Ce que j’ai tout de suite aimé dans l’Association, c’est le parler-vrai au sujet du cancer mais aussi au sujet de soi-même, de ce que l’on ressent – un sentiment de grande liberté, de respect, d’acceptation de l’autre. J’y ai éprouvé le plaisir de m’effacer pour faire place à la parole de l’autre, malade, affaibli, mais ici reconnu, écouté, trouvant un lieu pour s’exprimer, pour questionner.

Je pensais au départ que mon rôle serait surtout d’écouter. Or, rapidement, je me suis rendu compte que les personnes qui venaient voulaient savoir quelque chose sur moi : « Et vous, qu’est-ce que vous avez eu ? Comme cela s’est-il passé ? » J’avais l’impression qu’elles prenaient appui sur mes réponses pour mieux pouvoir se raconter.

De mon côté, en repensant à la façon dont s’étaient déroulés les entretiens, à la manière dont j’avais répondu, réagi, s’est instauré peu à peu un travail de réflexion sur mon histoire personnelle.
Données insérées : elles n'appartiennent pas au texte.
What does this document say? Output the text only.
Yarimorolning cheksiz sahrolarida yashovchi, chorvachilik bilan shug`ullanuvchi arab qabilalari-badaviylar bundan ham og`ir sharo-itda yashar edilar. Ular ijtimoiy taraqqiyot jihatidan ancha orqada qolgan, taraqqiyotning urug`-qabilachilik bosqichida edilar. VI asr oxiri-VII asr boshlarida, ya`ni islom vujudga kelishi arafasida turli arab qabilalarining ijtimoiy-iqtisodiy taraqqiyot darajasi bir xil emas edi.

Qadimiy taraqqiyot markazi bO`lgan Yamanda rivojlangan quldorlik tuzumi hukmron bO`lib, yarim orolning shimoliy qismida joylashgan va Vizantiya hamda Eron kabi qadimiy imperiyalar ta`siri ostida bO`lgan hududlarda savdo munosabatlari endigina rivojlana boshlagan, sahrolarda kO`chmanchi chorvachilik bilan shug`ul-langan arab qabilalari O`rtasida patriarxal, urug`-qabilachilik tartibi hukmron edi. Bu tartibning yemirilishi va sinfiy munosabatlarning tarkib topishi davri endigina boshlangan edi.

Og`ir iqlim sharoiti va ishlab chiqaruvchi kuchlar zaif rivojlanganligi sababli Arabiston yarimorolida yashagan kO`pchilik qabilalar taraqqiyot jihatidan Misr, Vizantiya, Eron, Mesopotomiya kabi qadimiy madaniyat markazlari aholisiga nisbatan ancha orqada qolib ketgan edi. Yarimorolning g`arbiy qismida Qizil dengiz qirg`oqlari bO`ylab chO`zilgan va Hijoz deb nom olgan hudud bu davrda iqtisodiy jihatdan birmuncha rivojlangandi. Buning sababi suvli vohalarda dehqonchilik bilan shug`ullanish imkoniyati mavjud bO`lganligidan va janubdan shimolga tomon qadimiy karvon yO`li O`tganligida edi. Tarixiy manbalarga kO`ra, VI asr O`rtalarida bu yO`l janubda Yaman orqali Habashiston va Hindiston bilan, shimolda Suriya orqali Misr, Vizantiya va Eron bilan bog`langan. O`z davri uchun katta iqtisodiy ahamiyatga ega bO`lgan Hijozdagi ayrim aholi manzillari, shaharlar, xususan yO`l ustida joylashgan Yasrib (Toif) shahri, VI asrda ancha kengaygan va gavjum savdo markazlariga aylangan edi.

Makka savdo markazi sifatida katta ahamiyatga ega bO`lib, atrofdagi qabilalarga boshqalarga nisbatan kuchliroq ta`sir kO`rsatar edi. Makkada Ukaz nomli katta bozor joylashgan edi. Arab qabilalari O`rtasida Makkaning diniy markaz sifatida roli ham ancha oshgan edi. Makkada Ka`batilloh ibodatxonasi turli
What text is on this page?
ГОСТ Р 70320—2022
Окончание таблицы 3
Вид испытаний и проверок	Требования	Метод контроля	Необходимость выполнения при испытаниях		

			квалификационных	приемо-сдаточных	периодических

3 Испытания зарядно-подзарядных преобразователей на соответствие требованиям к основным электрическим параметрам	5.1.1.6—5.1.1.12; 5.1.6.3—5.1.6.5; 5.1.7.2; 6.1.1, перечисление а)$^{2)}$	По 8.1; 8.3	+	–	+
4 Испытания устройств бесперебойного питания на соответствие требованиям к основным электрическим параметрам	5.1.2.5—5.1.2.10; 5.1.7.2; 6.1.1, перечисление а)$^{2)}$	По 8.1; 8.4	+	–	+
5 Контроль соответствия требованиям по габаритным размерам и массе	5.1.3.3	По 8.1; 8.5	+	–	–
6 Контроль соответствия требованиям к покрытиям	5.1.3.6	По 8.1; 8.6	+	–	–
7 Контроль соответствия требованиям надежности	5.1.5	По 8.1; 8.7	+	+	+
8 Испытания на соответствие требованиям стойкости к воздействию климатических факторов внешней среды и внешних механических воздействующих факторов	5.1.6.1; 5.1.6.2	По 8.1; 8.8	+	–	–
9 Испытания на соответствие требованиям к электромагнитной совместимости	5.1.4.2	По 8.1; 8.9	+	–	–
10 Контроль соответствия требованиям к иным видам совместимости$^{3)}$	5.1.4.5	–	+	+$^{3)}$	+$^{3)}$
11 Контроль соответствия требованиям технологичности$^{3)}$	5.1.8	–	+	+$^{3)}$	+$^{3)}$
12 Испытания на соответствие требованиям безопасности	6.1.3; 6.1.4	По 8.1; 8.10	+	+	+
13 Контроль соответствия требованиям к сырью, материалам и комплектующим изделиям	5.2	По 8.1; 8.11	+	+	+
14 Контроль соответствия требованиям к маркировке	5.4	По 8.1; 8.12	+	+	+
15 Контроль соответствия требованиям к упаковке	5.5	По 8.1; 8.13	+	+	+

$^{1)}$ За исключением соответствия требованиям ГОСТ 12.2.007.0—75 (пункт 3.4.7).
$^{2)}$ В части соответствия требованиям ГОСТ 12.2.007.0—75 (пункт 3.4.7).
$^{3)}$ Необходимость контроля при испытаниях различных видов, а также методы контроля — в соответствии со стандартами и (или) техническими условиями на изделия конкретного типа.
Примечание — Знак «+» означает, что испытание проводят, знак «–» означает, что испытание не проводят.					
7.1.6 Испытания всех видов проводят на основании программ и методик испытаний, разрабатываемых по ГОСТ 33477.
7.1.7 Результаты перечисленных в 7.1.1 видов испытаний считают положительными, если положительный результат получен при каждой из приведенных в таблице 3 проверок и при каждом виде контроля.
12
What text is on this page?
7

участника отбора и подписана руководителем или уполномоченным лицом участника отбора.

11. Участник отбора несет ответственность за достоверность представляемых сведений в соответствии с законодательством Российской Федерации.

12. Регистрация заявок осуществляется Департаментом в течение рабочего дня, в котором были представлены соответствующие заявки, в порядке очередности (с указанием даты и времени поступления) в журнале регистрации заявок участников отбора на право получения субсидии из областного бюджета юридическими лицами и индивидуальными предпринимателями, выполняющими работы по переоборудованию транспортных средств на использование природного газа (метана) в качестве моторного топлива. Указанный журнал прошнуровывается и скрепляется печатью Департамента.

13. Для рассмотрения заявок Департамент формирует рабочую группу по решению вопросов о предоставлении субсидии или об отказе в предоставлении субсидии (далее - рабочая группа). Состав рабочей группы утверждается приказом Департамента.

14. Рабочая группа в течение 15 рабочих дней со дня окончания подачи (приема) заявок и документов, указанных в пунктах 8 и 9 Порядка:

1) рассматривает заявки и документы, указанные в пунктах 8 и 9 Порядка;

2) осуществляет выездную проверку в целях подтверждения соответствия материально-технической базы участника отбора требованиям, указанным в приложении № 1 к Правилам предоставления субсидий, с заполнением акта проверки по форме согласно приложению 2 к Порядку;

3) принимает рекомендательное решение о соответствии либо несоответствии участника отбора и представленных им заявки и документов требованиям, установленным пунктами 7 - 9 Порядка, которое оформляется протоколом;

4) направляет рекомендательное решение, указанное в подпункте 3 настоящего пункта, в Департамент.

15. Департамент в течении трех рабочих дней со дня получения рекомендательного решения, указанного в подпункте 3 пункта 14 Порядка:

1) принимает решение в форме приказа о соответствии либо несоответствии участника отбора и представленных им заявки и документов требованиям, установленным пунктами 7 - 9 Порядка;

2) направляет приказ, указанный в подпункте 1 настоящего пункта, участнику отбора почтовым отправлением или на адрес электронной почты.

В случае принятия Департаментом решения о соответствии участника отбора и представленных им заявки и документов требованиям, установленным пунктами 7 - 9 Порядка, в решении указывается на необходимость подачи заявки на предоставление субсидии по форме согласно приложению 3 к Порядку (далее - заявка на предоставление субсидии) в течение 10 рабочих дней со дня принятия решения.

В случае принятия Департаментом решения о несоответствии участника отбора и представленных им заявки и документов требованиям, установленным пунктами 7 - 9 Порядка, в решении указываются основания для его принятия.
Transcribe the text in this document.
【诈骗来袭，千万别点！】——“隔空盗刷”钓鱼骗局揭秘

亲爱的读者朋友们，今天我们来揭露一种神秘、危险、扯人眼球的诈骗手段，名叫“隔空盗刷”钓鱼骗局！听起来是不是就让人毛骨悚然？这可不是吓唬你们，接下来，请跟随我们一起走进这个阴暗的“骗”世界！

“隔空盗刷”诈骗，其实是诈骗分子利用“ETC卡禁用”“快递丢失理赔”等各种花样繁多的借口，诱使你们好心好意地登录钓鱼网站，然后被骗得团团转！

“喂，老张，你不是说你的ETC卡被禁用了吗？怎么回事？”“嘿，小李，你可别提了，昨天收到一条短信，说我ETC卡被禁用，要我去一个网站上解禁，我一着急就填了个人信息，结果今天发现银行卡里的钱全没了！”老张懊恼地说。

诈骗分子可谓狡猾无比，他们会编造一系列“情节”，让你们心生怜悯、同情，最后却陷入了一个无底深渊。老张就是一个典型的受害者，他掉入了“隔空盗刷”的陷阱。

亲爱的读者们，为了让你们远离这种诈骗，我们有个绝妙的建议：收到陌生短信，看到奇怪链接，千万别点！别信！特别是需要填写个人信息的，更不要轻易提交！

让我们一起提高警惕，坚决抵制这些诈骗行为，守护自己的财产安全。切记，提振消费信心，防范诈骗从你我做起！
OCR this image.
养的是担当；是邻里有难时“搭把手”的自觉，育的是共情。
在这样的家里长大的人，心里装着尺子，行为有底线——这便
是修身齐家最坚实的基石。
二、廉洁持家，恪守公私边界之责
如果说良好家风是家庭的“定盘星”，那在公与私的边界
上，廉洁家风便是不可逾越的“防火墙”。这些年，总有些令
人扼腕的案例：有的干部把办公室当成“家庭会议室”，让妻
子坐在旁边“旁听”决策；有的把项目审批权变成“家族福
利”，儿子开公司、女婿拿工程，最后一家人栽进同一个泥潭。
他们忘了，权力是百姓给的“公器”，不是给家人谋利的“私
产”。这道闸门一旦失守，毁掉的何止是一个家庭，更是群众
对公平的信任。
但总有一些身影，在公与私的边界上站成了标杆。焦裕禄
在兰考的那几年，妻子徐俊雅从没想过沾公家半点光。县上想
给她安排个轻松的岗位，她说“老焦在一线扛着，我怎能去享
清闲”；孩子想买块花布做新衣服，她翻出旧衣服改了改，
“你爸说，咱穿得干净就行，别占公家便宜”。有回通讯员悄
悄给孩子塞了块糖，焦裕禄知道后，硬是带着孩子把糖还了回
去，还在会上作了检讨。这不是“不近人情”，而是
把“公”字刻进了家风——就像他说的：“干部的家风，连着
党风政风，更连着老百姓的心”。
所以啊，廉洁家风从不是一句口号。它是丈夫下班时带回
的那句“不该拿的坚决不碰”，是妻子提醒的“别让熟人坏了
J’ai découvert en particulier que l’expérience du cancer créait un rapport différent au temps. Mon travail au Centre m’a permis de prendre conscience du fait que j’étais mortelle : cela a été possible dans ce lieu parce que je m’y sentais protégée. Cette prise de conscience m’a donné le sentiment d’une urgence à vivre.
Et de l’urgence à vivre au goût de vivre, il n’y a qu’un pas, que j’ai franchi en essayant de mieux définir mes systèmes de valeur et de préciser mes choix.